Le Chien rouge à la pâtée BFM

Les coupables ne seront pas désignés à la vindicte populaire, pas notre genre de poukaver1. Il n’empêche qu’il faut que ces choses soient dites, le scandale dévoilé : avant-hier soir, samedi 1er décembre, entre deux rounds de manifestation marseillaise agitée, la moitié de la rédaction de CQFD a passé une grosse heure à visionner BFM-TV les yeux écarquillés, comme hypnotisée par les images du Paris insurrectionnel. Pour un canard indépendant fustigeant les médias aux ordres, ça la fout mal. Et pas qu’un peu.

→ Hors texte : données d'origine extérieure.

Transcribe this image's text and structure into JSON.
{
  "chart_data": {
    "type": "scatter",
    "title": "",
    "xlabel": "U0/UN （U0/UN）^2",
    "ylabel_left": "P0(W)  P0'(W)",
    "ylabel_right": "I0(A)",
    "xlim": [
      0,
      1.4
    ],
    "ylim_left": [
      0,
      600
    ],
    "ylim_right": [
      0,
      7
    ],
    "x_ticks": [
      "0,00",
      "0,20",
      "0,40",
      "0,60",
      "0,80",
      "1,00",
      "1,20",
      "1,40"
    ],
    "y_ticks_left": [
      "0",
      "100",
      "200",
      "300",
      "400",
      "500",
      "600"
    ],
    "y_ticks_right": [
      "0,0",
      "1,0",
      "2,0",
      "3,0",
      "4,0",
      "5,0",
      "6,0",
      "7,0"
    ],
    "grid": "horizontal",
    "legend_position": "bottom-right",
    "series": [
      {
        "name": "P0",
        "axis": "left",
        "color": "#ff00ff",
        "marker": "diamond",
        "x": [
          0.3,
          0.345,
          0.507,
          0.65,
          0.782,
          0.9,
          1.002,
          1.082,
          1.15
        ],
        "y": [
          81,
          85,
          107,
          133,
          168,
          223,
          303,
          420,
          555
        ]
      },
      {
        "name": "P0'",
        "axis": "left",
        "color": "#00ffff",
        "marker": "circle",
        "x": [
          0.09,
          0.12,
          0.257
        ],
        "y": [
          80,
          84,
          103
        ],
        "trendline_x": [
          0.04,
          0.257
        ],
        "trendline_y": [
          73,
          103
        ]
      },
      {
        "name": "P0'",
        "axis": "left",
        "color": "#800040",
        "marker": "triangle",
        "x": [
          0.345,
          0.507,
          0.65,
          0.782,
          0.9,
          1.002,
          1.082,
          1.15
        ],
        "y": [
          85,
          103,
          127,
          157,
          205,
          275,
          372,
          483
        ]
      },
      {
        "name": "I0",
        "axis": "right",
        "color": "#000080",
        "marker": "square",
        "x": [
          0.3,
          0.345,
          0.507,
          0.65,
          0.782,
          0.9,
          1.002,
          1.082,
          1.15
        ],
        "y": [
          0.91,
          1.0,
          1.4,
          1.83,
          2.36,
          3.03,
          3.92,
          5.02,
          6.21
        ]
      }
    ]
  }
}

Ce moment d’égarement s’est déroulé au bar de l’Est, petit troquet de Noailles au charme certain (le pastis à 1,5 euro n’y est pas pour rien). La manif contre le logement insalubre et les assassins momifiés de la mairie venait de se terminer devant l’hôtel de ville, dans les lacrymos et le début de furie, quand les coupables ont déboulé pour étancher leur soif. En fond sonore, un vieux disque de dance des années 1990 – This is the rhythm of the night, de Corona. Et dans un coin, en hauteur, un grand écran de télévision, le son coupé, branché sur BFM. 

Après quelques chorégraphies assurément déhanchées (Alèssi, nos respects, quel groove !), ils et elles ont pris place sur les tabourets du comptoir. Et là, le drame : leurs regards ont convergé en bloc vers l’écran squatté par la chaîne honnie où se jouait, entre Paris et Marseille, une sorte de clasico insurrectionnel (victoire du PSG). Pis encore : ils y sont restés collés, comme des énarques à un ministre du Budget. Oubliée la haine des journaflics. Oubliés les discours sur la télé-poubelle. Ne restait plus qu’une soif d’images choc, une chute sans fin dans le riot-porn grand public. La hchouma.

Pour leurs amis et admirateurs, le choc fut rude. Certains ont tenté de les éloigner des honteuses images. Peine perdue, ils persistaient dans l’infamie. Pour qu’ils réagissent, il a fallu qu’une odeur de gaz lacrymo s’infiltre à l’intérieur du bar, signe que dehors la manif s’amplifiait. L’un d’eux s’est étonné : « Ils ont inventé la télé avec effet olfactif ? » Et puis ils ont capté. Dans un bel envol, ils ont couru humer la révolution en piaillant.

Le lendemain, en comparution immédiate, le tribunal populaire du Chien rouge a tranché. Les fautifs sont condamnés à écouter en boucle « The Revolution will not be televised », du grand Gil Scott-Heron, aux paroles si acérées : « Tu ne pourras pas rester calfeutré à la maison, frangin / Tu ne pourras pas te défoncer, allumer le poste et t’échapper / Tu ne pourras pas te perdre dans la dope / Aller chercher des bières pendant les pubs / Parce que la révolution ne sera pas télévisée. »


1 De plus les entourages respectifs de Bruno, Micka, Clair, Tiphaine, Iffik, Sam ou Cécile le prendraient très mal.